I cannot imagine what might have happened next, for the feeling in the room, as in the city itself, was at the tensest, had not the leader suddenly brought the goblet which he held in his hand down with a bang upon the table.

“As I was saying,” he continued in a steady, clear voice, “we are fighting to-day the greatest of battles, and we cannot permit trivial incidents, or personal bitterness, or small persecutions, to turn us from the great work we have in hand. However our opponents may comport themselves, we must be calm, steady, sure, patient, for we know that our cause is just and will prevail.”

“You’re right,” shouted a voice back in the room.

Instantly the tension relaxed, conversation started again and every one turned away from the policeman at the door. In a few minutes, he disappeared without having said a word.

There was no regular speaking, and about midnight the party began to break up. I leaned over and said to my friend Bill Hahn:

“Can you find me a place to sleep tonight?”

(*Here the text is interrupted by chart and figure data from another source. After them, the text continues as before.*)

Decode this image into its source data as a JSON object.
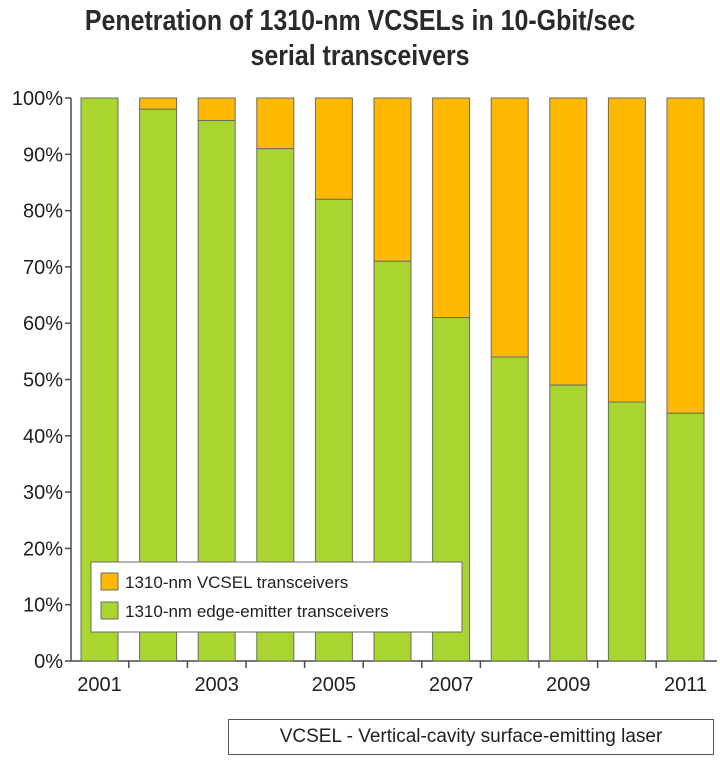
{
  "title_lines": [
    "Penetration of 1310-nm VCSELs in 10-Gbit/sec",
    "serial transceivers"
  ],
  "footnote": "VCSEL - Vertical-cavity surface-emitting laser",
  "colors": {
    "vcsel": "#FFB800",
    "edge": "#A8D530",
    "bar_stroke": "#6b6b6b",
    "axis": "#4a4a4a"
  },
  "chart_data": {
    "type": "bar",
    "stacked": true,
    "title": "Penetration of 1310-nm VCSELs in 10-Gbit/sec serial transceivers",
    "categories": [
      "2001",
      "2002",
      "2003",
      "2004",
      "2005",
      "2006",
      "2007",
      "2008",
      "2009",
      "2010",
      "2011"
    ],
    "x_tick_labels": [
      "2001",
      "",
      "2003",
      "",
      "2005",
      "",
      "2007",
      "",
      "2009",
      "",
      "2011"
    ],
    "y_ticks": [
      "0%",
      "10%",
      "20%",
      "30%",
      "40%",
      "50%",
      "60%",
      "70%",
      "80%",
      "90%",
      "100%"
    ],
    "ylim": [
      0,
      100
    ],
    "legend_position": "bottom-left",
    "series": [
      {
        "name": "1310-nm edge-emitter transceivers",
        "color": "#A8D530",
        "values": [
          100,
          98,
          96,
          91,
          82,
          71,
          61,
          54,
          49,
          46,
          44
        ]
      },
      {
        "name": "1310-nm VCSEL transceivers",
        "color": "#FFB800",
        "values": [
          0,
          2,
          4,
          9,
          18,
          29,
          39,
          46,
          51,
          54,
          56
        ]
      }
    ],
    "legend": [
      {
        "label": "1310-nm VCSEL transceivers",
        "color": "#FFB800"
      },
      {
        "label": "1310-nm edge-emitter transceivers",
        "color": "#A8D530"
      }
    ]
  }
}
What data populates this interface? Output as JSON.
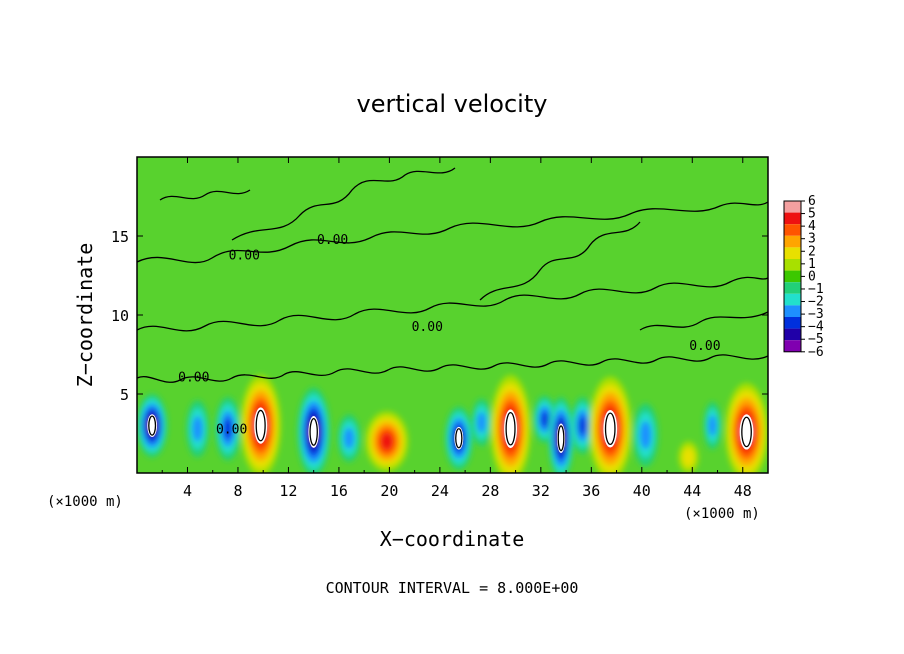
{
  "chart_data": {
    "type": "heatmap",
    "title": "vertical velocity",
    "xlabel": "X−coordinate",
    "ylabel": "Z−coordinate",
    "x_unit_left": "(×1000 m)",
    "x_unit_right": "(×1000 m)",
    "footer": "CONTOUR INTERVAL = 8.000E+00",
    "xlim": [
      0,
      50
    ],
    "ylim": [
      0,
      20
    ],
    "xticks": [
      4,
      8,
      12,
      16,
      20,
      24,
      28,
      32,
      36,
      40,
      44,
      48
    ],
    "yticks": [
      5,
      10,
      15
    ],
    "contour_labels": [
      {
        "text": "0.00",
        "x": 8.5,
        "z": 13.5
      },
      {
        "text": "0.00",
        "x": 4.5,
        "z": 5.8
      },
      {
        "text": "0.00",
        "x": 15.5,
        "z": 14.5
      },
      {
        "text": "0.00",
        "x": 23.0,
        "z": 9.0
      },
      {
        "text": "0.00",
        "x": 45.0,
        "z": 7.8
      },
      {
        "text": "0.00",
        "x": 7.5,
        "z": 2.5
      }
    ],
    "colorbar": {
      "levels": [
        "6",
        "5",
        "4",
        "3",
        "2",
        "1",
        "0",
        "−1",
        "−2",
        "−3",
        "−4",
        "−5",
        "−6"
      ],
      "colors": [
        "#f4a0a0",
        "#ee1111",
        "#ff5500",
        "#ffa500",
        "#e8e000",
        "#a8e000",
        "#3cc800",
        "#22d078",
        "#22e0cc",
        "#1e90ff",
        "#0030dd",
        "#2000a8",
        "#8000b0"
      ]
    },
    "cells": [
      {
        "x": 1.2,
        "z": 3.0,
        "w": -6,
        "rx": 1.2,
        "rz": 2.0,
        "core": true
      },
      {
        "x": 4.8,
        "z": 2.8,
        "w": -3,
        "rx": 0.9,
        "rz": 1.8
      },
      {
        "x": 7.2,
        "z": 2.8,
        "w": -4,
        "rx": 1.0,
        "rz": 2.0
      },
      {
        "x": 9.8,
        "z": 3.0,
        "w": 6,
        "rx": 1.6,
        "rz": 3.2,
        "core": true
      },
      {
        "x": 14.0,
        "z": 2.6,
        "w": -6,
        "rx": 1.3,
        "rz": 2.8,
        "core": true
      },
      {
        "x": 16.8,
        "z": 2.2,
        "w": -3,
        "rx": 0.9,
        "rz": 1.5
      },
      {
        "x": 19.8,
        "z": 2.0,
        "w": 5,
        "rx": 1.7,
        "rz": 1.9
      },
      {
        "x": 25.5,
        "z": 2.2,
        "w": -5,
        "rx": 1.1,
        "rz": 2.0,
        "core": true
      },
      {
        "x": 27.3,
        "z": 3.2,
        "w": -3,
        "rx": 0.8,
        "rz": 1.5
      },
      {
        "x": 29.6,
        "z": 2.8,
        "w": 6,
        "rx": 1.6,
        "rz": 3.4,
        "core": true
      },
      {
        "x": 32.3,
        "z": 3.4,
        "w": -4,
        "rx": 0.9,
        "rz": 1.5
      },
      {
        "x": 33.6,
        "z": 2.2,
        "w": -6,
        "rx": 1.0,
        "rz": 2.6,
        "core": true
      },
      {
        "x": 35.3,
        "z": 3.0,
        "w": -4,
        "rx": 0.9,
        "rz": 1.8
      },
      {
        "x": 37.5,
        "z": 2.8,
        "w": 6,
        "rx": 1.7,
        "rz": 3.3,
        "core": true
      },
      {
        "x": 40.3,
        "z": 2.4,
        "w": -3,
        "rx": 1.0,
        "rz": 2.0
      },
      {
        "x": 43.7,
        "z": 1.0,
        "w": 2,
        "rx": 0.8,
        "rz": 1.0
      },
      {
        "x": 45.6,
        "z": 3.0,
        "w": -3,
        "rx": 0.7,
        "rz": 1.5
      },
      {
        "x": 48.3,
        "z": 2.6,
        "w": 6,
        "rx": 1.7,
        "rz": 3.1,
        "core": true
      }
    ]
  }
}
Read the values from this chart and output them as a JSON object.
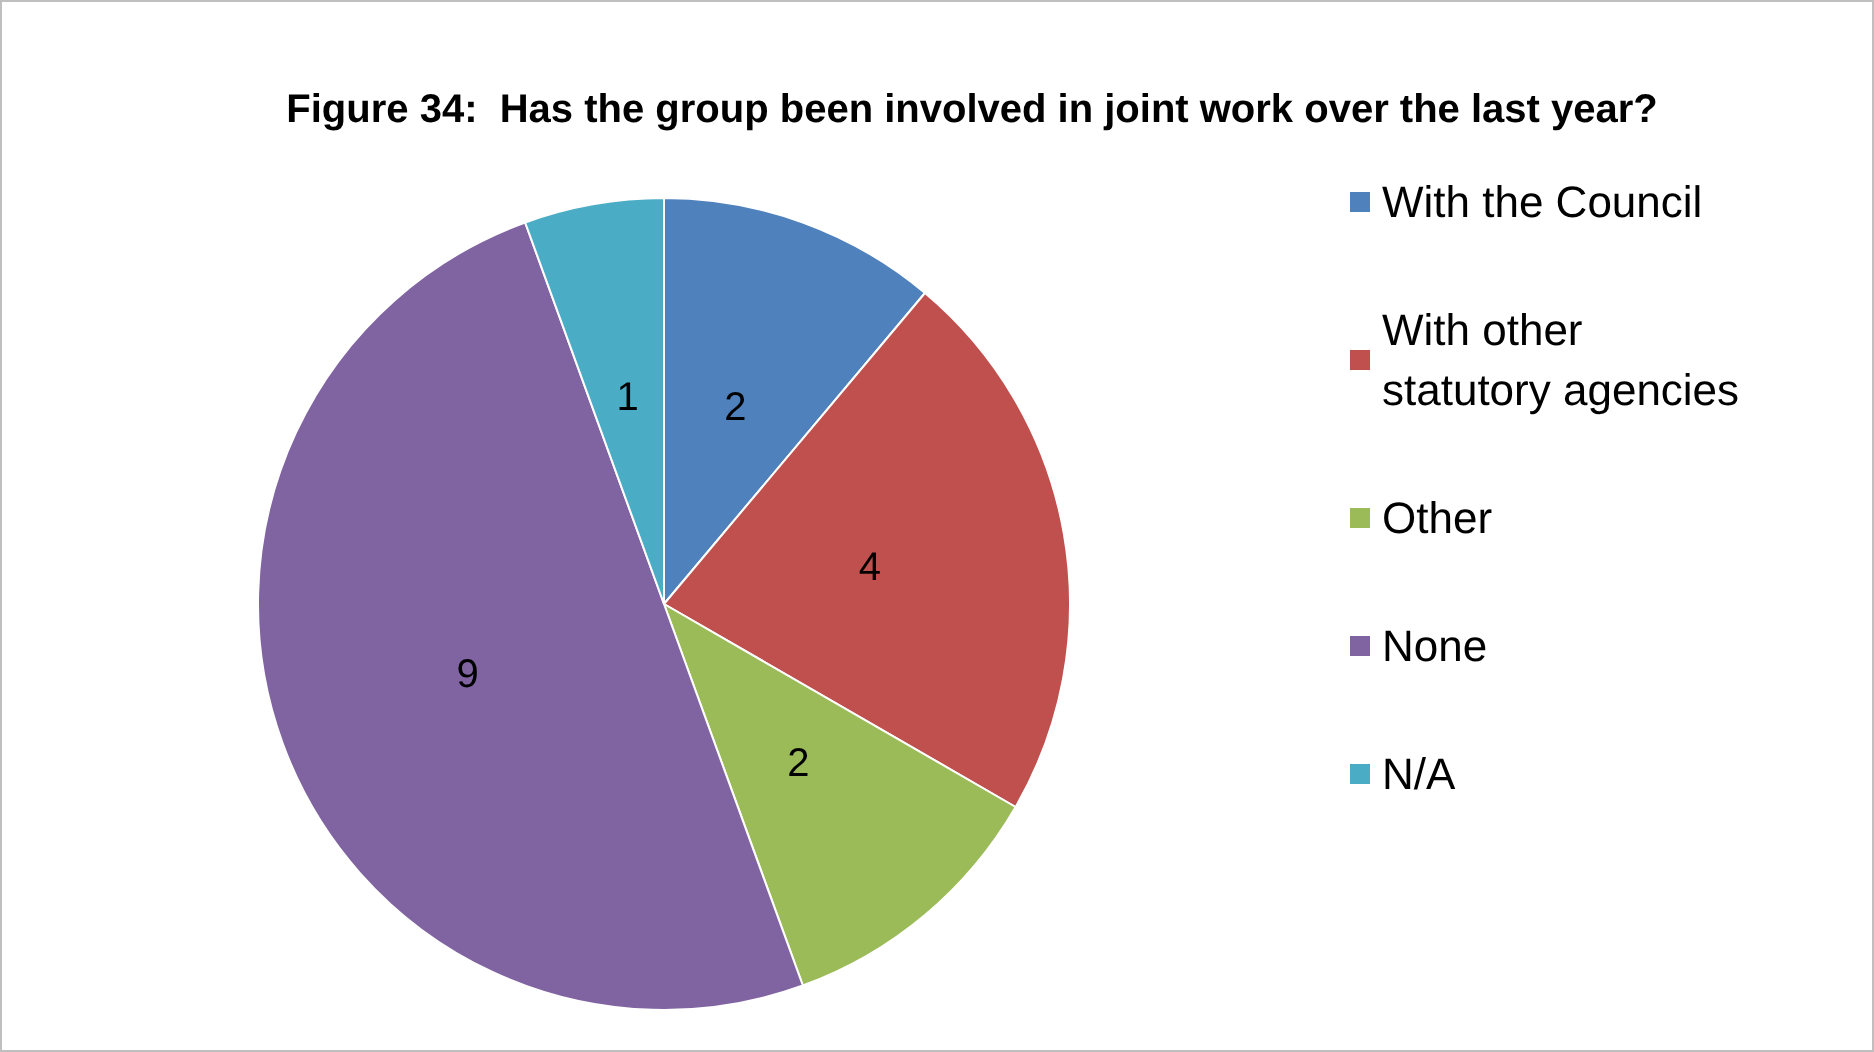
{
  "chart_data": {
    "type": "pie",
    "title": "Figure 34:  Has the group been involved in joint work over the last year?",
    "categories": [
      "With the Council",
      "With other statutory agencies",
      "Other",
      "None",
      "N/A"
    ],
    "values": [
      2,
      4,
      2,
      9,
      1
    ],
    "colors": [
      "#4f81bd",
      "#c0504d",
      "#9bbb59",
      "#8064a2",
      "#4bacc6"
    ],
    "data_labels": true,
    "legend": "right"
  }
}
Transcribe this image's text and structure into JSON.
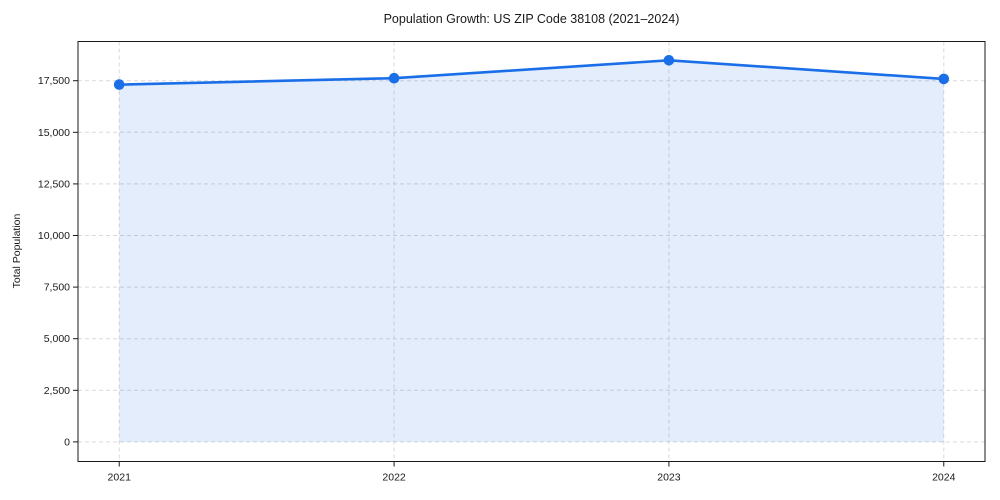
{
  "chart_data": {
    "type": "area",
    "title": "Population Growth: US ZIP Code 38108 (2021–2024)",
    "xlabel": "",
    "ylabel": "Total Population",
    "x": [
      2021,
      2022,
      2023,
      2024
    ],
    "series": [
      {
        "name": "Total Population",
        "values": [
          17310,
          17620,
          18490,
          17590
        ]
      }
    ],
    "x_tick_labels": [
      "2021",
      "2022",
      "2023",
      "2024"
    ],
    "y_ticks": [
      0,
      2500,
      5000,
      7500,
      10000,
      12500,
      15000,
      17500
    ],
    "y_tick_labels": [
      "0",
      "2,500",
      "5,000",
      "7,500",
      "10,000",
      "12,500",
      "15,000",
      "17,500"
    ],
    "xlim": [
      2020.85,
      2024.15
    ],
    "ylim": [
      -950,
      19400
    ],
    "grid": true,
    "grid_style": "dashed",
    "legend": "none",
    "colors": {
      "line": "#1a6fe8",
      "marker": "#1a6fe8",
      "fill": "rgba(26, 111, 232, 0.12)",
      "grid": "#d9d9d9",
      "spine": "#1a1a1a",
      "text": "#1a1a1a",
      "background": "#ffffff"
    }
  }
}
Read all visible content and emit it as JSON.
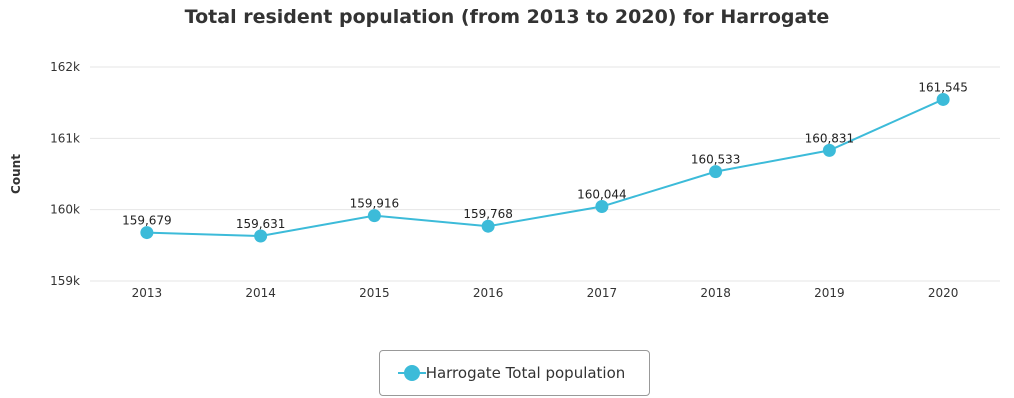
{
  "chart_data": {
    "type": "line",
    "title": "Total resident population (from 2013 to 2020) for Harrogate",
    "xlabel": "",
    "ylabel": "Count",
    "categories": [
      "2013",
      "2014",
      "2015",
      "2016",
      "2017",
      "2018",
      "2019",
      "2020"
    ],
    "series": [
      {
        "name": "Harrogate Total population",
        "values": [
          159679,
          159631,
          159916,
          159768,
          160044,
          160533,
          160831,
          161545
        ],
        "labels": [
          "159,679",
          "159,631",
          "159,916",
          "159,768",
          "160,044",
          "160,533",
          "160,831",
          "161,545"
        ]
      }
    ],
    "ylim": [
      159000,
      162000
    ],
    "yticks": [
      159000,
      160000,
      161000,
      162000
    ],
    "ytick_labels": [
      "159k",
      "160k",
      "161k",
      "162k"
    ],
    "grid": true,
    "legend_position": "bottom-center",
    "colors": {
      "series": "#3cbbd9",
      "grid": "#e6e6e6",
      "text": "#333333"
    }
  }
}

“Certainly I can,” he said heartily.

There was to be a brief conference of the leaders after the supper, and those present soon departed. I went down the long, dark stairway and out into the almost deserted street. Looking up between the buildings I could see the clear blue sky and the stars. And I walked slowly up and down awaiting my friend and trying, vainly to calm my whirling emotions.

He came at last and I went with him. That night I slept scarcely at all, but lay looking up into the darkness. And it seemed as though, as I lay there, listening, that I could hear the city moving in its restless sleep and sighing as with heavy pain. All night long I lay there thinking.